Well, that and the fact that if you get the batter out first, the other runners have to be tagged - a much harder play to execute.

There are a couple of reasons I think a player might slide in spite of the downsides mentioned (slowing down, risk of injury, etc.).

IANAU, but umpires, particularly on force-out plays, rely on the sound of the ball hitting the glove in reference to the sound of the player’s foot hitting the base. Sliding headfirst may not produce the same reliable thud of cleats on rubber, and on a close play this may force an umpire to guess, and they’re expected to do it immediately. In such case a batter who would otherwise be out by a foot may have the increased margin of error go in his favor.

One thing I’ve observed often is when runners slide into a force out at second base to end the inning, is how close the play seems (at least on TV). But everyone will be walking off the field as if it were it were a very obvious out. While some players slide headfirst when stealing a base, most every one will go in feet first in this kind of situation. Again, the sound of a foot hitting the base probably makes the verdict apparent to everyone in the vicinity.

Sliding into first is dumb, but if one is going to do it anyway, head first, while more dangerous (mangled thumbs and such) is more effective in that the umpire must rely on his vision and, in case the first baseman has to step off the bag, it’s easier to curl a hand around to the side of first base to avoid his glove than it is to do the same with one’s leg.

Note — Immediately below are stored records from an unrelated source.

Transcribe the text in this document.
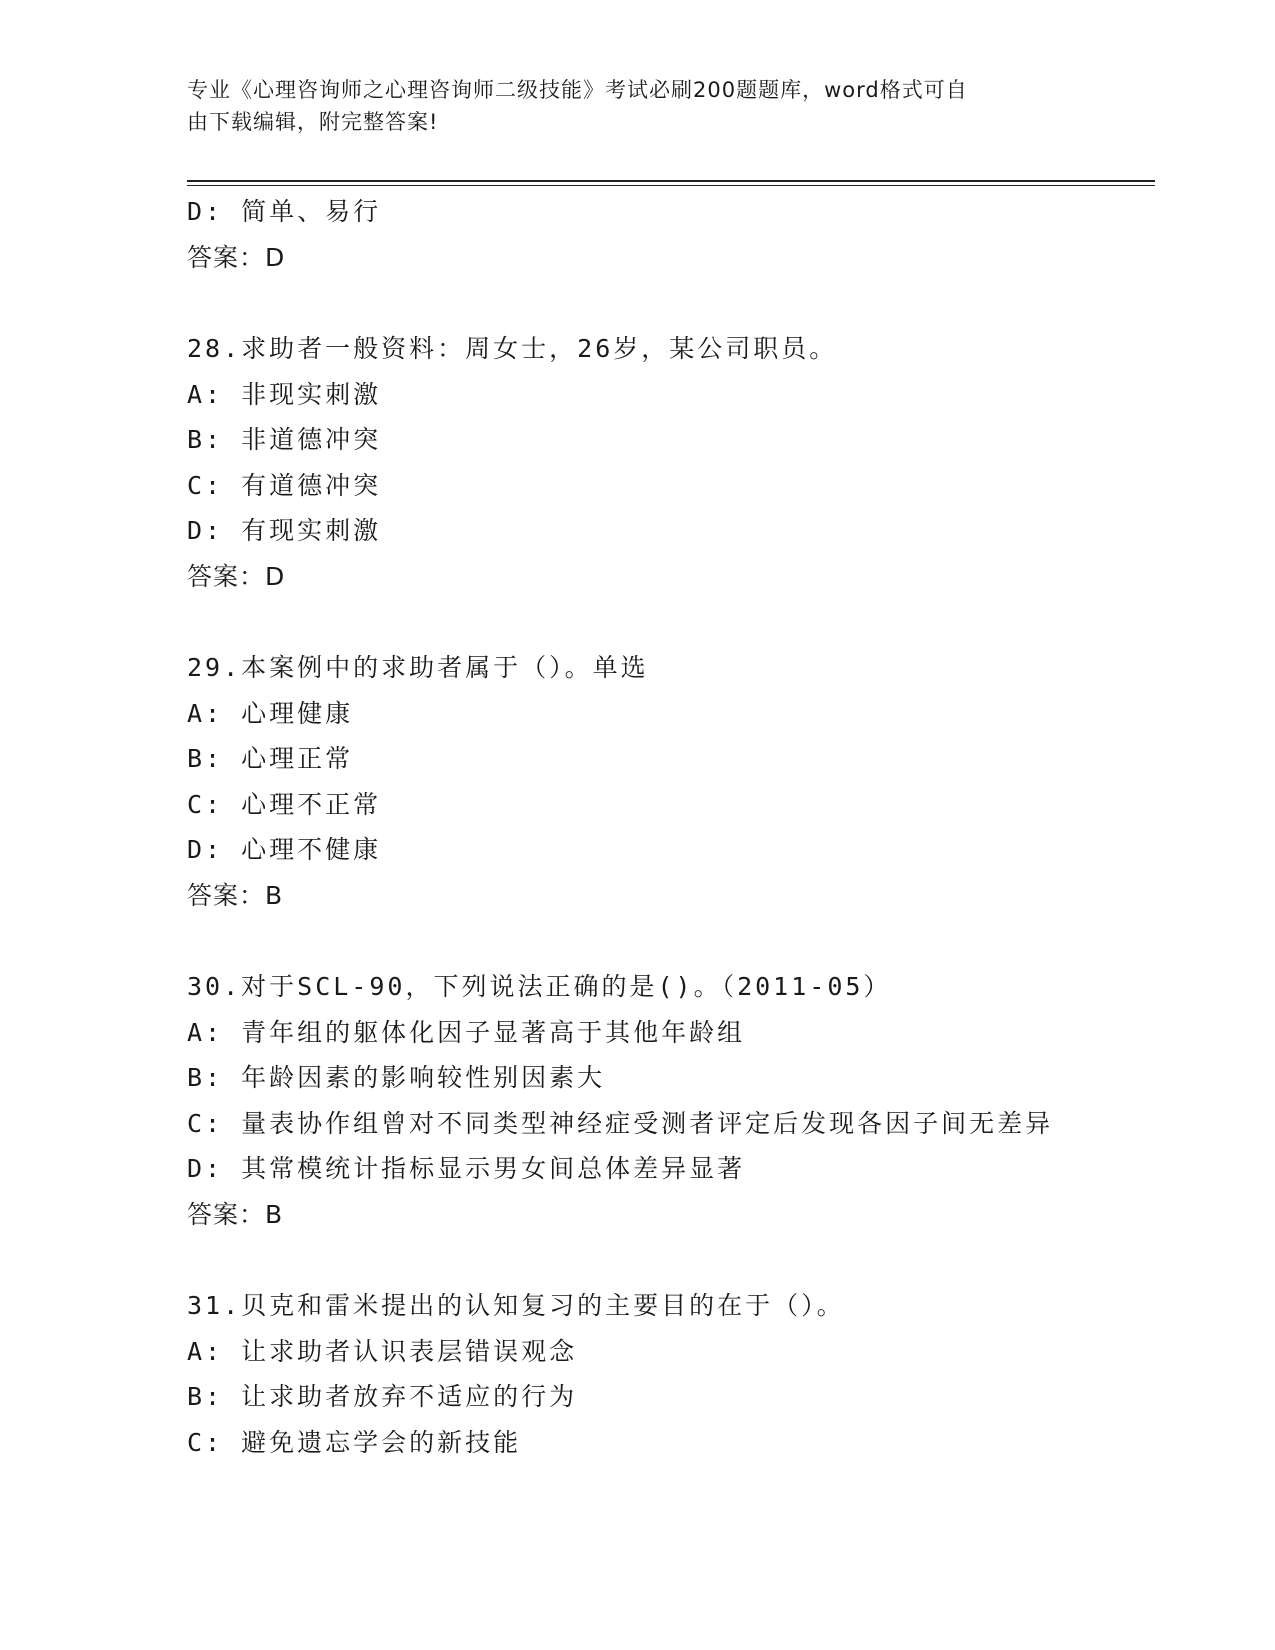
专业《心理咨询师之心理咨询师二级技能》考试必刷200题题库，word格式可自
由下载编辑，附完整答案!
D: 简单、易行
答案：D
28.求助者一般资料：周女士，26岁，某公司职员。
A: 非现实刺激
B: 非道德冲突
C: 有道德冲突
D: 有现实刺激
答案：D
29.本案例中的求助者属于（）。单选
A: 心理健康
B: 心理正常
C: 心理不正常
D: 心理不健康
答案：B
30.对于SCL-90，下列说法正确的是()。（2011-05）
A: 青年组的躯体化因子显著高于其他年龄组
B: 年龄因素的影响较性别因素大
C: 量表协作组曾对不同类型神经症受测者评定后发现各因子间无差异
D: 其常模统计指标显示男女间总体差异显著
答案：B
31.贝克和雷米提出的认知复习的主要目的在于（）。
A: 让求助者认识表层错误观念
B: 让求助者放弃不适应的行为
C: 避免遗忘学会的新技能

Also, it’s hard not to look like you’re hustling when you slide into first. If the manager is old school (ie, not as cerebral as Steve Stone), then recklessness can be a good way to get on his good side.

cstamets, Roberto Alomar comes immediately to mind when I think of first-base sliders, so he may be the player you were thinking of; it seemed like he did it every other week, in the process thrusting impressive clouds of dust at first base umpires.